The following topics discuss some interesting technologies that might someday influence the broadband industry.

Chip-level Photonics. Researchers at the CUNY Graduate Center have developed a thin, flat chip that can convert infrared light into precise frequencies of usable light that can be focused into a narrow, precise beam. The surface of the chip is patterned with tiny structures smaller than the wavelength of light. When hit with an infrared laser, tiny patterns convert the incoming light into a higher color as a narrow beam that can be steered by changing how the incoming light is polarized.

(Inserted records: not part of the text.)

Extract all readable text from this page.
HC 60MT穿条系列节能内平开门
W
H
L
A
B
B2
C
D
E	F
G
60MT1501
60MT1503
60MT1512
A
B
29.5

Scientists now envision a stack of different metasurfaces that could each be used to develop a different wavelength of light to use inside a chip to carry data. Effectively, this could create multiple laser light beams that were generated inside the chip without the expensive apparatus needed to inject external laser signals into each chip. Having a range of locally generated light signals could solve the problem of trying to move massive amounts of data into and out of the chip core – which is currently the biggest bottleneck to fast computing.

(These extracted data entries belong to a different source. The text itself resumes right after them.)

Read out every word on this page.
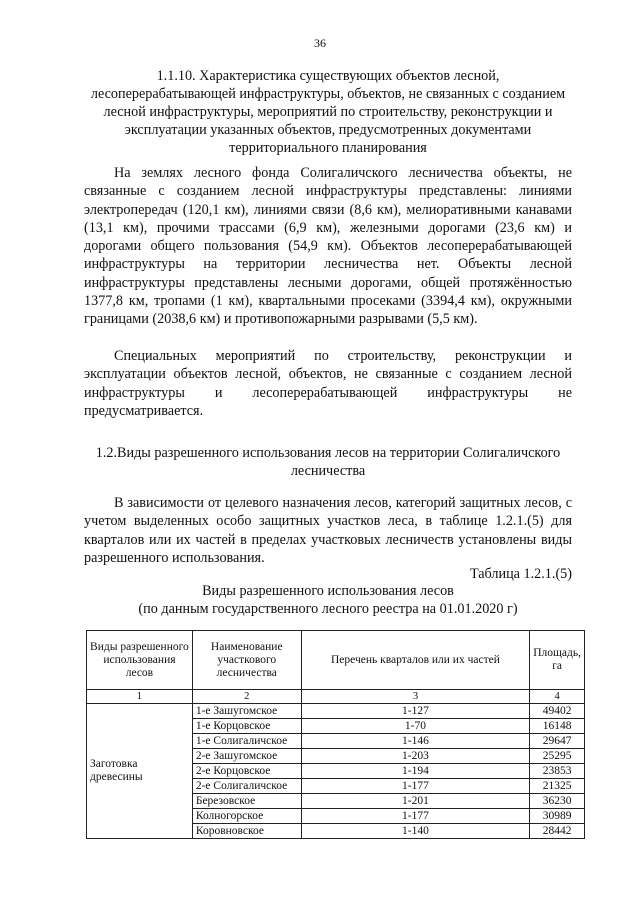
36
1.1.10. Характеристика существующих объектов лесной, лесоперерабатывающей инфраструктуры, объектов, не связанных с созданием лесной инфраструктуры, мероприятий по строительству, реконструкции и эксплуатации указанных объектов, предусмотренных документами территориального планирования

На землях лесного фонда Солигаличского лесничества объекты, не связанные с созданием лесной инфраструктуры представлены: линиями электропередач (120,1 км), линиями связи (8,6 км), мелиоративными канавами (13,1 км), прочими трассами (6,9 км), железными дорогами (23,6 км) и дорогами общего пользования (54,9 км). Объектов лесоперерабатывающей инфраструктуры на территории лесничества нет. Объекты лесной инфраструктуры представлены лесными дорогами, общей протяжённостью 1377,8 км, тропами (1 км), квартальными просеками (3394,4 км), окружными границами (2038,6 км) и противопожарными разрывами (5,5 км).

Специальных мероприятий по строительству, реконструкции и эксплуатации объектов лесной, объектов, не связанные с созданием лесной инфраструктуры и лесоперерабатывающей инфраструктуры не предусматривается.

1.2.Виды разрешенного использования лесов на территории Солигаличского лесничества

В зависимости от целевого назначения лесов, категорий защитных лесов, с учетом выделенных особо защитных участков леса, в таблице 1.2.1.(5) для кварталов или их частей в пределах участковых лесничеств установлены виды разрешенного использования.

Таблица 1.2.1.(5)
Виды разрешенного использования лесов
(по данным государственного лесного реестра на 01.01.2020 г)
Виды разрешенного использования лесов	Наименование участкового лесничества	Перечень кварталов или их частей	Площадь, га
1	2	3	4
Заготовка древесины	1-е Зашугомское	1-127	49402
	1-е Корцовское	1-70	16148
	1-е Солигаличское	1-146	29647
	2-е Зашугомское	1-203	25295
	2-е Корцовское	1-194	23853
	2-е Солигаличское	1-177	21325
	Березовское	1-201	36230
	Колногорское	1-177	30989
	Коровновское	1-140	28442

Dirt-Powered Fuel Cells. A team at Northwestern University has developed a device that can generate electricity by harvesting the power created by microbes that naturally reside in the soil and naturally break down organic matter. The fuel cell is about the size of a paperback book. The device has a disc-shaped anode that is buried in the soil with a second anode poking out near the surface. The device is large enough to tap the natural moisture in the soil at the bottom of the device. In testing, the device works across various soil conditions. The devices tested so far are creating 68 times more power than needed to operate the fuel cell, meaning there is a lot of power available to power other devices like agricultural sensors. The beauty of the technology is that it should work for many years without any need to replace batteries or other components like is needed for other power sources that could be used for similar applications. A fuel cell should work as long as there is enough carbon and moisture to fuel the natural microbes there.

New Laser Technology. Researchers at Tianjin University have created a new kind of optical device that can generate a light phenomena called skyrmions. The research shows that two skyrmions can be created, which are donut-shaped light patters that hold their shape – one that can be controlled by electric energy and the other by magnetic energy. The skyrmions are highly stable and resist interference, making them a good candidate for storing and transmitting data.

These new light sources could open up the use of terahertz wavelength lasers that could actively switch between light and magnetic mode, enabling a huge increase in the amount of data included in a laser transmission. This could provide the control of data flow needed to take full advantage of using a terahertz light source for data transmission. The key to making this work will be perfecting the constant flux between the light and magnetic pulses.

Forever Batteries? Scientists at the CSIRO Royal Melbourne Institute of Technology, and University of Melbourne, Australia, have developed a technology they are calling a quantum battery that can be recharged in a quadrillionths of a second, and that can work with six orders of magnitude of stored energy, making it practical for real-life applications. Unlike traditional batteries that use a chemical reaction to store and release energy, a quantum battery transfers energy using quantum coherence and collective interactions, rather than chemistry.

Normal batteries take a long time to recharge, and eventually the chemicals must be replaced, usually meaning replacing the battery. With traditional batteries, the larger the battery, the longer the time needed to recharge. Quantum batteries are the opposite, and the larger the battery, the faster it can be recharged. This is due to a phenomenon of collective effects between particles, which causes all of the storage units in a quantum battery to behave collectively.

The downside of quantum batteries is that the battery can also discharge all of its power quickly, and the challenge has been to find a way to control the output. The Australian team has demonstrated a full battery cycle from light absorption to storage to of electrical power output at room temperature and steady-state operation, showing that the quantum batteries have potential for real-life applications. The batteries can also be charged wirelessly, which opens up the possibility for remote charging.